Do you really need someone to tell you what to do at work? Sounds like a great question to us! No CEO really? Could that actually work. Well here is a company that has done just that; booted the CEO. Exploring the seemingly impossible question for the BBC is Business Reporter Katie Hope.
Three years ago, Swedish software consultancy Crisp decided that the answer was no. The firm, which has about 40 staff, had already trialled various organisational structures, including the more common practice of having a single leader running the company. Crisp then tried changing its chief executive annually, based on a staff vote, but eventually decided collectively that no boss was needed.

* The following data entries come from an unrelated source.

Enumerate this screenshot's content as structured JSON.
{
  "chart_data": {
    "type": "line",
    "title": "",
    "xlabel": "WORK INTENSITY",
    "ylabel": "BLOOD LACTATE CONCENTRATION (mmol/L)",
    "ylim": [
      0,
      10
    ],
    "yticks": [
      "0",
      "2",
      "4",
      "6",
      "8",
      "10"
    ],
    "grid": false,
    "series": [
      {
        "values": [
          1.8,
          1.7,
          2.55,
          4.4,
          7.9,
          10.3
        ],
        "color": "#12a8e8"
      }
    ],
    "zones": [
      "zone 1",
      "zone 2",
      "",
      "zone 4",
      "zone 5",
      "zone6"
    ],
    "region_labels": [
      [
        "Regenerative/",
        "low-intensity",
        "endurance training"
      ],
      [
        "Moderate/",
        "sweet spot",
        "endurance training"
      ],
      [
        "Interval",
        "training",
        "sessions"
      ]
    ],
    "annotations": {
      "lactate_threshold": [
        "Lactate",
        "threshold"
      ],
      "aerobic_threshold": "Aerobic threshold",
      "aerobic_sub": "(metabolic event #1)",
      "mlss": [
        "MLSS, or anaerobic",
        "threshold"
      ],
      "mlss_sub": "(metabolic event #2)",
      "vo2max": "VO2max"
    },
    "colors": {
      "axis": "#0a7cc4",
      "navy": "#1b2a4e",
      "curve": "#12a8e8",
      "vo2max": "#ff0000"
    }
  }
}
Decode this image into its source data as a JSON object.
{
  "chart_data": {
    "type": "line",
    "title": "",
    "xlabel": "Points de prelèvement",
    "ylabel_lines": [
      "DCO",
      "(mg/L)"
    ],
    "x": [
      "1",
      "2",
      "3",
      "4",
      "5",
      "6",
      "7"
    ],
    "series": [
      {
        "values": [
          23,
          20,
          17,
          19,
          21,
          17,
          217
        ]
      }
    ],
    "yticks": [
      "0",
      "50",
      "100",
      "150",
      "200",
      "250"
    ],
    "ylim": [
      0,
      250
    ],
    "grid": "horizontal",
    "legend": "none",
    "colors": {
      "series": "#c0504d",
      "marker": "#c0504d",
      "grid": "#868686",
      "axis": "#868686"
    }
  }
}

Yassal Sundman, a developer at the firm, explains: “We said, ‘what if we had nobody as our next CEO - what would that look like?’ And then we went through an exercise and listed down the things that the CEO does.” The staff decided that many of the chief executive’s responsibilities overlapped with those of the board, while other roles could be shared among other employees.
“When we looked at it we had nothing left in the CEO column, and we said, ‘all right, why don’t we try it out?'” says Ms Sundman. Crisp holds four-day meetings for all staff two to three times a year. They are used to make decisions on issues that affect everyone, such as an office move, but workers are encouraged to make decisions themselves at other times.
It also still has a board - a legal requirement - and this can be used as a last resort to resolve issues if something is not working. Henrik Kniberg, an organisational coach at the firm, argues that not having to ask a boss for decisions on projects or budgets means the firm can respond faster.
“If you want to get something done, you stand up and start driving that,” he says. Yet Mr Kniberg stresses that not having to ask permission does not remove the need for staff to discuss issues or bounce ideas off each other. Because they are all in charge, workers are more motivated, he argues. Crisp regularly measures staff satisfaction, and the average is about 4.1 out of five.
The company is set up like a family, says Mr Kniberg. While nobody tells anyone exactly what to do, the unspoken understanding is that you don’t mess up the house.
But what if the rest of the staff feel that one worker has made a terrible decision? Ms Sundman says that is okay. “At least you did the thing that was right in the moment - and then we can have a discussion about it. You can explain why it is that you thought this was a good way, and actually you might get everybody else to think the same way.” Ultimately, the firm hopes that its way of working could inspire other companies to emulate the “Crisp DNA”.
Although Crisp’s move may seem radical, plenty of companies have trialled a similar arrangement. One of the best-known is online shoe and clothing retailer Zappos, which is owned by Amazon. In 2013 the firm adopted a new management structure called “holacracy”, which was intended to eliminate workplace hierarchy and foster collaboration. However, almost a fifth of Zappos staff subsequently departed, with chief executive Tony Hsieh admitting that “self-management is not for everyone”. While there is a growing trend for flatter organisational structures - meaning fewer middle managers and bosses - most of the more radical experiments are taking place in small start-ups. As well as employing fewer people, such firms do not have the long corporate history that can make major changes much more difficult to implement.
Drew Houston, founder of online file-sharing service Dropbox, does not believe a leaderless structure can work in larger firms because it would be too chaotic. The main risk, he says, is that staff will encroach into each other’s areas of responsibility, making them less efficient. “Often infinite freedom like that can be pretty disorientating. It doesn’t always feel good, because you no longer know what you’re supposed to do, what’s important and you’re bumping up against other people,” Mr Houston says.